Latest rally unsustainable: CIBC

By Steven Lamb | April 13, 2009 | Last updated on April 13, 2009
3 min read

The latest upturn in the stock markets is likely unsustainable in the near-term, as the global economy remains weak and corporate earnings have yet to recover, according to the latest investment strategy report from CIBC.

“March’s horrible jobs numbers and onerous debt levels suggest U.S. consumers — a key driver of past recoveries — continue to face powerful headwinds,” says Avery Shenfeld, who recently replaced Jeff Rubin as chief strategist. “Aggressive fiscal stimulus will help in some countries, but that will take time.

“Year-on-year earnings growth for both the TSX and S&P 500 is likely to remain deeply negative until at least the fourth quarter,” he added, suggesting that total earnings for TSX companies are likely to fall 25%.

The good news is that a slump may provide a buying opportunity for investors who missed the March rally.

“Those still on the sidelines needn’t fear that they missed their opportunity to jump on board. Markets appear to be in growing danger of running ahead of the fundamentals.”

The largely negative outlook has led Shenfeld to revisit his economic forecast. Previously, he had anticipated real GDP to decline 2.1% on the year. That has been revised to a decline of 2.7%.

Meanwhile, south of the border, the economy is expected to contract by 2.9%, while global GDP will decline by 1.5%.

“Even if the TSX avoids a retest of March’s low — as seems increasingly likely — a slower climb back would limit the rewards from rushing back heavily into stocks immediately, as opposed to waiting for at least some evidence that the worst is over for earnings and that macro stabilization efforts are starting to work.”

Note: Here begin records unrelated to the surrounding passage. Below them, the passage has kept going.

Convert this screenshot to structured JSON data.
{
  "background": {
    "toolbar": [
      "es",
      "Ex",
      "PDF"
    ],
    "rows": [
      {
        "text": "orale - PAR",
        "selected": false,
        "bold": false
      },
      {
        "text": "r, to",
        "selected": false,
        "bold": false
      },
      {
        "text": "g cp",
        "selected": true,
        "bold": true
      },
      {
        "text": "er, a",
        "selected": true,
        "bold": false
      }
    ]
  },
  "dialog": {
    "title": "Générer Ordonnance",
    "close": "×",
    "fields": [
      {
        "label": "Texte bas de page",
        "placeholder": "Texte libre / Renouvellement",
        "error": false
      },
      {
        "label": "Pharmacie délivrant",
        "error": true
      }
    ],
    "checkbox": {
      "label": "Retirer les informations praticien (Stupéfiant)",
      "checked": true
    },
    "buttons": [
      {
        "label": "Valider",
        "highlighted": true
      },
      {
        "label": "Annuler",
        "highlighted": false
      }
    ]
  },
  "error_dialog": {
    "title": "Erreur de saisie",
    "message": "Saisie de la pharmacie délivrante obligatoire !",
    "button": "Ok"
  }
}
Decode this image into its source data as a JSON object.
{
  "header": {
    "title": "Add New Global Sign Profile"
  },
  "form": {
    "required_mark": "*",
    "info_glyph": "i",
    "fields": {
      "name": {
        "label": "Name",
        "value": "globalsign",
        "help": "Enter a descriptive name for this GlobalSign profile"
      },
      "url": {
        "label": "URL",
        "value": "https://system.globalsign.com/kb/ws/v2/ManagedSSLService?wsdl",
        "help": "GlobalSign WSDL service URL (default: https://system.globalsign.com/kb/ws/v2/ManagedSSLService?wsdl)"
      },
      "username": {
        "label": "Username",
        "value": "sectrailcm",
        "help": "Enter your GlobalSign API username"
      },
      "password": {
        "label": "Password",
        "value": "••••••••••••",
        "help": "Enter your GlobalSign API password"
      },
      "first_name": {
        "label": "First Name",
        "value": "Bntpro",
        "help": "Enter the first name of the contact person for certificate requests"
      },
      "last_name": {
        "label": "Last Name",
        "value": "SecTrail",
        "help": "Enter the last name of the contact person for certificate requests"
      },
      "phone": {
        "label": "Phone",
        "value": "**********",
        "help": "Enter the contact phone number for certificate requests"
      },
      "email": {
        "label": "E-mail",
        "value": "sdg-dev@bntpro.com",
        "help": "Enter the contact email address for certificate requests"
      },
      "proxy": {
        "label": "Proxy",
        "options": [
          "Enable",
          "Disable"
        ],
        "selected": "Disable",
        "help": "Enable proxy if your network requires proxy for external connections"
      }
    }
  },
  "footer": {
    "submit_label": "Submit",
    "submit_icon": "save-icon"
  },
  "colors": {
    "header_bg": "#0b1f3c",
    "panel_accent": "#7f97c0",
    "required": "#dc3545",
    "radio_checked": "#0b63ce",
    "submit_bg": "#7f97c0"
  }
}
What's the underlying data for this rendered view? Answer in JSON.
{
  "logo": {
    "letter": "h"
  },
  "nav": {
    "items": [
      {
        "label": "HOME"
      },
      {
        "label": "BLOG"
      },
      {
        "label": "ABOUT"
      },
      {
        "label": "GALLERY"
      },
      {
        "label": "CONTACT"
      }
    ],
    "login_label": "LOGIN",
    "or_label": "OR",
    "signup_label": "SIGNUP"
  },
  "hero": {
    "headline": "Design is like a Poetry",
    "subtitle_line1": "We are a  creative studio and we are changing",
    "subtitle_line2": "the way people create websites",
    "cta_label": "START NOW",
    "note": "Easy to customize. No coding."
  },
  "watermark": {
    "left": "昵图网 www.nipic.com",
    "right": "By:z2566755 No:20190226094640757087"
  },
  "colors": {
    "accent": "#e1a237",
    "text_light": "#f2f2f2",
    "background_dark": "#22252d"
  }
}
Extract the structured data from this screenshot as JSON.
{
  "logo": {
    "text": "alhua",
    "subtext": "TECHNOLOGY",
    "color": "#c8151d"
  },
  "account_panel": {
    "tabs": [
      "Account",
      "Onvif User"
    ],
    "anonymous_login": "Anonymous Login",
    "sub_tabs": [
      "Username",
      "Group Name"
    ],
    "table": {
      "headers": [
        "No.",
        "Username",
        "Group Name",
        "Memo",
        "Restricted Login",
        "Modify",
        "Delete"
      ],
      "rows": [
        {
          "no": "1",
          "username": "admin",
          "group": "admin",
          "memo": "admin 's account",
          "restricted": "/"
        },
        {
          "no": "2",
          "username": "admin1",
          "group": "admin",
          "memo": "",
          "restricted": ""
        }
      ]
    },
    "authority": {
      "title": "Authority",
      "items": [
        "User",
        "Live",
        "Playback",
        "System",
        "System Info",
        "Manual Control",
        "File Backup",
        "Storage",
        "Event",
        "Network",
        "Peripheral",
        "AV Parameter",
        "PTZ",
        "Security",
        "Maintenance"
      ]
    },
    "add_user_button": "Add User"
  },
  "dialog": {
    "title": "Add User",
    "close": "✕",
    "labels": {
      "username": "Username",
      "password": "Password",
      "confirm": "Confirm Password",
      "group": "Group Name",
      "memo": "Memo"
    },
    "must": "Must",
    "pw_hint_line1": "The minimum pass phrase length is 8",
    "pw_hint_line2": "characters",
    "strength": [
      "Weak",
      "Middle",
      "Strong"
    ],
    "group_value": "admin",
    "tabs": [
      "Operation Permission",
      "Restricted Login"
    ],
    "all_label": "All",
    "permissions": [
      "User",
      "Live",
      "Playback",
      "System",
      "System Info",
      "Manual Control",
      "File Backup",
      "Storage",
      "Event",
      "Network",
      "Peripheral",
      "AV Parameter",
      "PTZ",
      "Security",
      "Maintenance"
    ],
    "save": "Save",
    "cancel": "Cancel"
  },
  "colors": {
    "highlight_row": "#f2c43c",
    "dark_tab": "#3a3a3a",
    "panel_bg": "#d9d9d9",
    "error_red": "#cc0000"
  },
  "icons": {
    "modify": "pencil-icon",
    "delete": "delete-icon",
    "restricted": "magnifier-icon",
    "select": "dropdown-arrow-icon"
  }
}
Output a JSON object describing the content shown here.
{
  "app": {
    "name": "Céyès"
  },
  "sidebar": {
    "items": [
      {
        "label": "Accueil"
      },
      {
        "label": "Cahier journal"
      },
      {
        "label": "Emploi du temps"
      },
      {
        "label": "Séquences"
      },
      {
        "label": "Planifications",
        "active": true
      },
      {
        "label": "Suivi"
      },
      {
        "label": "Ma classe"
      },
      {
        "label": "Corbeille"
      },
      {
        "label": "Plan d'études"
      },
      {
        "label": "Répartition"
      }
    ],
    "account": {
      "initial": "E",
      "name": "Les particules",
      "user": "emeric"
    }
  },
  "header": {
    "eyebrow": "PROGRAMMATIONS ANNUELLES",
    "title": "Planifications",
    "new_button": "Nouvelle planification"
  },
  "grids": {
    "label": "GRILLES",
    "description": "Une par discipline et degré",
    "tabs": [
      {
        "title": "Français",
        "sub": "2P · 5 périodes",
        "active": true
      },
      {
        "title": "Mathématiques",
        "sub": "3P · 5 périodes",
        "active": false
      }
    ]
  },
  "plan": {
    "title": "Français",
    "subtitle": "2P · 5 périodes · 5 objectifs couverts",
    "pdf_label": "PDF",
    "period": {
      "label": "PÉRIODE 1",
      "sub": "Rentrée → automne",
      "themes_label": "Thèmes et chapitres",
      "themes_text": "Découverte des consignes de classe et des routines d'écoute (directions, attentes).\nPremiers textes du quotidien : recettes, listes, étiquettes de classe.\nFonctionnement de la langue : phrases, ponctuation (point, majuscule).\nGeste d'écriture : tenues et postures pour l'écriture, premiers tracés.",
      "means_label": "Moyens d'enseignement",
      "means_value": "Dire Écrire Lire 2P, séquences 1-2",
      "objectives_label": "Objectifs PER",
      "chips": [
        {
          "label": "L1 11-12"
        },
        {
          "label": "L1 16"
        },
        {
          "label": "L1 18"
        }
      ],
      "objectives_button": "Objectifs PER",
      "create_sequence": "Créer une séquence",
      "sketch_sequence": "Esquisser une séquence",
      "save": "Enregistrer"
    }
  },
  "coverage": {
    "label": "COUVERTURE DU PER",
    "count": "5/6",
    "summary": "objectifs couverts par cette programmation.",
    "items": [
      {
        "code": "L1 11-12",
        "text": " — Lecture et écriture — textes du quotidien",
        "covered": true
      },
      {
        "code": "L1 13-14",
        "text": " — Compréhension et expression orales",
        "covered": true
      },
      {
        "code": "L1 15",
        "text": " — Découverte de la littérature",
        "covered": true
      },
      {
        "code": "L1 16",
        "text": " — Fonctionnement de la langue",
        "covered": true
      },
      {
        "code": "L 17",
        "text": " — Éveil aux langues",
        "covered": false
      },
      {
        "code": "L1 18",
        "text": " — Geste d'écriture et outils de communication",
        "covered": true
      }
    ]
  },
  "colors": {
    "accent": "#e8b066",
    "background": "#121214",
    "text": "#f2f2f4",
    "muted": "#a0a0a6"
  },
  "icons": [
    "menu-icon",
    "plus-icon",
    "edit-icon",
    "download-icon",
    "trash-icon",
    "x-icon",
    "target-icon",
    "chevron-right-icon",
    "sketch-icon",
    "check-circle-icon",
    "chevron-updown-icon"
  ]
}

If that stabilization takes hold, there may be a modest recovery in 2010, which could drive the S&P/TSX back up to 10,500 by the end of that year. That would mark a 14% increase gain from today’s opening value of 9,187.

Shefeld’s investment advice remains conservative. The CIBC model portfolio remains underweighted in equities by two percentage points, while the cash position has been trimmed by one point, in favour of bonds.

“In the next three to four months, reassurances from the Bank of Canada that short term rates will stay low for an extended period should provide a measure of temporary support for bonds,” he said. “Spread product should also benefit from a further, gradual reduction in risk aversion.”

He remains bullish on the long-term price of oil, but the rising cost of production, coupled with the recession-related decline in demand, leaves him wary of energy stocks. The price of crude is unlikely to break the $70 per barrel barrier before the end of 2010.

His outlook has improved for the technology and telecoms sectors, with an additional two percentage points allocated to the former, and an improved “neutral” outlook on the latter.

“Recent reports from some industry leaders also suggest profit margins are bearing up well,” he said. “The support to revenues from strong demand for digital cable and other new services, despite a difficult business environment, has also prompted us to increase our weighting.”

On the materials side, exposure to gold has been trimmed in favour of agricultural inputs, as market volatility has taken some of the shine off of precious metals. He believes that the return of inflation will instead drive increased demand for food.

“Food demand is relatively unlevered to a weak economy and we also expect Canadian fertilizer producers to benefit from important ongoing changes in global food consumption patterns and efforts to boost crop yields,” he said. “That makes the sector a potentially good longer term investment.”